3. The Future of Preventative Care is a Membership

Traditional healthcare operates on a reactive, “pay as you go” model: you get sick, you make an appointment, you pay for the visit. This system inherently focuses on treating problems after they arise. Dr. Klersy-Mohr’s clinic flips this model on its head with a private membership.

Instead of paying for individual appointments when you’re unwell, this structure creates a continuous partnership focused on keeping you healthy. The memberships offered at Perfect Touch include comprehensive services designed for prevention and optimization, such as:

  • Comprehensive annual lab panels that check over 67 different markers to get a deep understanding of your health.
  • DEXA scans to monitor body composition and bone density.
  • Unlimited secure messaging with your physician for ongoing support and questions.
  • Included bodywork, like chiropractic adjustments or medical massage, as part of your wellness plan.

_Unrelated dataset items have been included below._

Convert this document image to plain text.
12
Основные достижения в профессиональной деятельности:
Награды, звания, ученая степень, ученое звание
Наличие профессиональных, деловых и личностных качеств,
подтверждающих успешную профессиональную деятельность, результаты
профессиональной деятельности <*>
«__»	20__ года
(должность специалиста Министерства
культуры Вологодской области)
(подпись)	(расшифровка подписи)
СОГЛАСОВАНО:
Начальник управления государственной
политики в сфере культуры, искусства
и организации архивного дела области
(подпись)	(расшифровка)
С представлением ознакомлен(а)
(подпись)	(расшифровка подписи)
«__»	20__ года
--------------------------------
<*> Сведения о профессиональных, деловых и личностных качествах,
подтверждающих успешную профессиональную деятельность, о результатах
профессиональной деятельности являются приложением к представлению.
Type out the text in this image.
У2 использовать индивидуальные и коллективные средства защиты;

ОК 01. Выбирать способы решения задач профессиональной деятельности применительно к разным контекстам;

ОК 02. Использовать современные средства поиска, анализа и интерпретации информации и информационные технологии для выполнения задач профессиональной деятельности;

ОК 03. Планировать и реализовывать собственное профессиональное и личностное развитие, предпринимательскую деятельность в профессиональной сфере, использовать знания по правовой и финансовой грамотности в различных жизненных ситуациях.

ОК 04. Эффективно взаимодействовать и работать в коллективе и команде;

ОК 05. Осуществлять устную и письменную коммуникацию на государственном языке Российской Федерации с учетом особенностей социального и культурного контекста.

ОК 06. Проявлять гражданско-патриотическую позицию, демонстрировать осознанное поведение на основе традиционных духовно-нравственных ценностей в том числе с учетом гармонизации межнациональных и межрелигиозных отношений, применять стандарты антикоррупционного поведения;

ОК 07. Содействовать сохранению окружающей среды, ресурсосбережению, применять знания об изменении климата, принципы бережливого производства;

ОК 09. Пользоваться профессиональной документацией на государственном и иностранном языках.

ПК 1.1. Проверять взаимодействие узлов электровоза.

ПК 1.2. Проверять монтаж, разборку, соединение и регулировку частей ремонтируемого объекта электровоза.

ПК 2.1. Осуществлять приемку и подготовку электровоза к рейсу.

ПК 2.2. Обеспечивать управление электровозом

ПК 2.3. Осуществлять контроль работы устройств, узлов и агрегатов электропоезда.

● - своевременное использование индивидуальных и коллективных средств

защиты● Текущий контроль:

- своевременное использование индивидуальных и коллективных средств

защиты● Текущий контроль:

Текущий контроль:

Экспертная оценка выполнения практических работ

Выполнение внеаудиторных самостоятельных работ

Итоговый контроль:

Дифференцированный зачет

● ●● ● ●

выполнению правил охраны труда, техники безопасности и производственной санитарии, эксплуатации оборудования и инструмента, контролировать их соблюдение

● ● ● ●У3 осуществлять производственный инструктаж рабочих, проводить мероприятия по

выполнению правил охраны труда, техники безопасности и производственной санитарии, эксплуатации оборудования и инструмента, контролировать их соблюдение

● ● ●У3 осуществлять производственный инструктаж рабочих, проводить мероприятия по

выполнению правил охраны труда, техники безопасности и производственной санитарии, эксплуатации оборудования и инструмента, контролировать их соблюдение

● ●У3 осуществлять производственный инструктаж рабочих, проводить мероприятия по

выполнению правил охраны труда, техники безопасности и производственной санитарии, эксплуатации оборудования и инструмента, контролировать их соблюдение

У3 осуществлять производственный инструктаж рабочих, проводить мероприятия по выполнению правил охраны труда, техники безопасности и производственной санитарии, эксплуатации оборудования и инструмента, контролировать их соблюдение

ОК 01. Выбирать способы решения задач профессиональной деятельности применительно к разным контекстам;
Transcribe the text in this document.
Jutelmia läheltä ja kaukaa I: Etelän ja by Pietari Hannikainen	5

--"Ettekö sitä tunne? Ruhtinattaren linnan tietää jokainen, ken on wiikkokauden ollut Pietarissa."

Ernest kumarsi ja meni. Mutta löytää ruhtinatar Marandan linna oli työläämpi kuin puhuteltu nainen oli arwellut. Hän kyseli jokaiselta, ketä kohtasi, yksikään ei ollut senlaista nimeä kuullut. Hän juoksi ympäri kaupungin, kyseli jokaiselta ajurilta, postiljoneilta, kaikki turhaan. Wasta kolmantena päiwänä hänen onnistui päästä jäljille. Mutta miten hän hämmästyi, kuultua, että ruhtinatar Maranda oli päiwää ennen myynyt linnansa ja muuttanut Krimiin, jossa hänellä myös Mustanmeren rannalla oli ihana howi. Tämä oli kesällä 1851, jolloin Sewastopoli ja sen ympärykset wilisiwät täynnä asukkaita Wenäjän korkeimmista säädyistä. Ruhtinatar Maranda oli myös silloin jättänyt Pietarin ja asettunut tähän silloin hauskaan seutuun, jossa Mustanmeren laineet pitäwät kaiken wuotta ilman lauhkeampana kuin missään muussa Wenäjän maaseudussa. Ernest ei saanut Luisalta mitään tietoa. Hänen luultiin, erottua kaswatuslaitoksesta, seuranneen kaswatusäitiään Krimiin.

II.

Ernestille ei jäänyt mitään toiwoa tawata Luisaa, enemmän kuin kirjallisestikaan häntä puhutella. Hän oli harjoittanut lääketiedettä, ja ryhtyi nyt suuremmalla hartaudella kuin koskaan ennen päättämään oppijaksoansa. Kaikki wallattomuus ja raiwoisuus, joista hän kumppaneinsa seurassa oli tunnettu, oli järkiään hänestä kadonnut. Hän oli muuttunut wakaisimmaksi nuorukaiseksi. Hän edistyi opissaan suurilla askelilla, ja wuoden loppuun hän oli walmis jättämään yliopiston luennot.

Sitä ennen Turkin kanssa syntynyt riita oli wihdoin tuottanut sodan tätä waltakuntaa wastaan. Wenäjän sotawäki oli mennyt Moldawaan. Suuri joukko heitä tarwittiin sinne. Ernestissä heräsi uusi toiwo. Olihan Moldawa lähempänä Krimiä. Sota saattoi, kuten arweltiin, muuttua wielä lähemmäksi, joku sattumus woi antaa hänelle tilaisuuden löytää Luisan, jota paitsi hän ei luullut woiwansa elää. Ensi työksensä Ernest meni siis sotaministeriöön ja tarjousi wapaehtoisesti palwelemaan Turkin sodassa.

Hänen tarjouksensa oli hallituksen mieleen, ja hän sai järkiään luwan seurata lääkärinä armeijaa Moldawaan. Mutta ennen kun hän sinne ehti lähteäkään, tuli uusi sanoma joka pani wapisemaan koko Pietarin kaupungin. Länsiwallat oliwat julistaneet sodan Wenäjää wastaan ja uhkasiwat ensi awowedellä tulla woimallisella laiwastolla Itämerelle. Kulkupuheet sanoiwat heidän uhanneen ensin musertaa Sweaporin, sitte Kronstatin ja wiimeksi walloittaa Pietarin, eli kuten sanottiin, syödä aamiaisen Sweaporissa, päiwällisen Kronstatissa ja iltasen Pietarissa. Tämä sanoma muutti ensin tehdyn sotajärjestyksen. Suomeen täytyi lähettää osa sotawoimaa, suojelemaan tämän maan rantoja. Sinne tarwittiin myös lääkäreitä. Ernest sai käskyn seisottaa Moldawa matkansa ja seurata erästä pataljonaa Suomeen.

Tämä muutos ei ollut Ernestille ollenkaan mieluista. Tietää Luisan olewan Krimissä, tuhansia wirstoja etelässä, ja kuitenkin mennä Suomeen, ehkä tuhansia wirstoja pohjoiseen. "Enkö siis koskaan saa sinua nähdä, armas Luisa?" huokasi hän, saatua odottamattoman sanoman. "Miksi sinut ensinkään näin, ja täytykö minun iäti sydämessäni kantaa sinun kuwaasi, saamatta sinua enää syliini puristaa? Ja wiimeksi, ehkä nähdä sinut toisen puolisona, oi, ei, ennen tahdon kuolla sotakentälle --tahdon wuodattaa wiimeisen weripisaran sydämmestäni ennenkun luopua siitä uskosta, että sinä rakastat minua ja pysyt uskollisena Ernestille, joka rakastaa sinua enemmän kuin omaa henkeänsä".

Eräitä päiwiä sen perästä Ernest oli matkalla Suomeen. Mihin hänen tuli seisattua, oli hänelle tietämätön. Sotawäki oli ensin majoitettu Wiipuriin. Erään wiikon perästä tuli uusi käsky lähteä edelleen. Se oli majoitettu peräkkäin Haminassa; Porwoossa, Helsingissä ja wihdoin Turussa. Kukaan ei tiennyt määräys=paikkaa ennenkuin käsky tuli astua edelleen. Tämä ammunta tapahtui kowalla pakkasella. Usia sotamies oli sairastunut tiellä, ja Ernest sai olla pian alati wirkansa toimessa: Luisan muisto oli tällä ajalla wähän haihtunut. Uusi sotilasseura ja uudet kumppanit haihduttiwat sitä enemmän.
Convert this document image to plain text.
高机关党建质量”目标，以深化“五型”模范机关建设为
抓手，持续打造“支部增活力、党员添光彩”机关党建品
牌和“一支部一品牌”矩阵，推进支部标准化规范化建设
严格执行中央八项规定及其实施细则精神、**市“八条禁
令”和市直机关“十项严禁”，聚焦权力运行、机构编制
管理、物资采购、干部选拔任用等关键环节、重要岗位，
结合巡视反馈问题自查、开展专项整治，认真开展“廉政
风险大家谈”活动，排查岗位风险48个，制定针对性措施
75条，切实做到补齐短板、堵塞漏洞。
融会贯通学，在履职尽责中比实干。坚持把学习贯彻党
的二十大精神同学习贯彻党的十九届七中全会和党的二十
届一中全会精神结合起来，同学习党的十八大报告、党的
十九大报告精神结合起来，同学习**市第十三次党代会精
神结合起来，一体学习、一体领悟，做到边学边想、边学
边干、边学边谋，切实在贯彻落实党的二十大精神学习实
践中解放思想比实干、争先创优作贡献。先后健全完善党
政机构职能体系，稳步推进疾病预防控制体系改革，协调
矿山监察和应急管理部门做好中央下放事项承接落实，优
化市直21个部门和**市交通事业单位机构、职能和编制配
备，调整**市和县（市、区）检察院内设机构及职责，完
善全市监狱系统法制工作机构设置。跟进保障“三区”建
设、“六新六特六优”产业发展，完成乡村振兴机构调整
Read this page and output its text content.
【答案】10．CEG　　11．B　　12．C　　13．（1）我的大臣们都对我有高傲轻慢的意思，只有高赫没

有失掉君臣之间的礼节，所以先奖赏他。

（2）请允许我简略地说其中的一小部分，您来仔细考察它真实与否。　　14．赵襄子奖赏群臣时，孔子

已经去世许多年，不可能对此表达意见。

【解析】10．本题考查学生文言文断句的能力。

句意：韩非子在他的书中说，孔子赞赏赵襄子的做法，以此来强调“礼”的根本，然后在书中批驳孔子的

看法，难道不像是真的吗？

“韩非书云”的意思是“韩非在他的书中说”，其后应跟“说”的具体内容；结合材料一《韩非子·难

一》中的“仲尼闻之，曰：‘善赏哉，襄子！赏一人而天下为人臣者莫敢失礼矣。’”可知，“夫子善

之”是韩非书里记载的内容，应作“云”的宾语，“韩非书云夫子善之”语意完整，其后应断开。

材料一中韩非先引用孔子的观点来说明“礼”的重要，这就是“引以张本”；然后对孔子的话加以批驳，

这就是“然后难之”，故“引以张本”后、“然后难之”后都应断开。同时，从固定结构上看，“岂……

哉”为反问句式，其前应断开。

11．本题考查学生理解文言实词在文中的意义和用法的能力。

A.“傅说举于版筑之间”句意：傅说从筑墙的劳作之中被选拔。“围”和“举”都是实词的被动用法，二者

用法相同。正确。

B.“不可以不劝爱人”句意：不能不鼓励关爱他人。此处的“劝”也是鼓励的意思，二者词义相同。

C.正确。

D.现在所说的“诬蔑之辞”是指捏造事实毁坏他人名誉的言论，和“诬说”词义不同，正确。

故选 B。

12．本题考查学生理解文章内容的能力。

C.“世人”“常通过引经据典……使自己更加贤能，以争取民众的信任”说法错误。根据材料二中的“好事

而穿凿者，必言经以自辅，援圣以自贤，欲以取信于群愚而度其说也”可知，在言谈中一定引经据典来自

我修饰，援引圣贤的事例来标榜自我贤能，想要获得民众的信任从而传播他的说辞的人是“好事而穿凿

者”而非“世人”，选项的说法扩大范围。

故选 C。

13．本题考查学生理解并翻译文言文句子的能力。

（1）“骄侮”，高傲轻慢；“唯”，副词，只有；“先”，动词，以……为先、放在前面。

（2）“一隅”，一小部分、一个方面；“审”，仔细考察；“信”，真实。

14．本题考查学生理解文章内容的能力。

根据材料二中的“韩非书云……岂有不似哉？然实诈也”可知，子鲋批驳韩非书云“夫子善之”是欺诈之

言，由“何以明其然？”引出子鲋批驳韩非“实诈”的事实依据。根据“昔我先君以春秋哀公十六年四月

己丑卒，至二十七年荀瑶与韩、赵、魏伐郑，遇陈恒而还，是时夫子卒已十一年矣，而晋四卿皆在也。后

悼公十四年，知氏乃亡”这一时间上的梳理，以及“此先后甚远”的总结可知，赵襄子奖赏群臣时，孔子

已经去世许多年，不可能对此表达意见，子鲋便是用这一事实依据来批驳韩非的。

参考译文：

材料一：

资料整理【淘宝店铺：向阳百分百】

This shift is crucial because it reframes healthcare from a reactive service to a proactive investment. Your physician becomes a long-term partner dedicated to preserving your health, not just an emergency contact for when it fails.

4. The First Goal is Health, Not Medication

Perhaps the most profound shift is in the fundamental goal of care. In a functional, restorative approach, the primary objective is to find and fix the root cause of a health issue, empowering the body to heal itself. The first instinct isn’t to reach for a prescription pad.

This philosophy is the core mission of practitioners like Dr. Nicole Klersy-Mohr, who states:

The passion lies in serving and educating her patients. She excels in empowering her patients to achieve better health, alleviating their pain, and helping them return to an active life—all without relying on drugs or surgery.

For a patient, this is a powerful difference. It means having a doctor whose first question is “Why is this happening and how can we restore function?” rather than “What pill can I prescribe for this symptom?” It’s a commitment to building true health from the inside out.

A New Definition of Health

These four ideas—a chiropractor as your primary doctor, DNA-driven nutrition, membership-based care, and a drug-free-first philosophy—are redefining what it means to be healthy. As demonstrated by the pioneering work of Dr. Klersy-Mohr, they represent a move away from simply managing disease and toward a new standard of personalized, data-driven, and proactive wellness. This approach empowers you to become an active participant in your health journey, with a dedicated partner to guide you.

It leaves us with one final, important question to consider: What could you achieve if your healthcare was designed to build health, not just manage disease?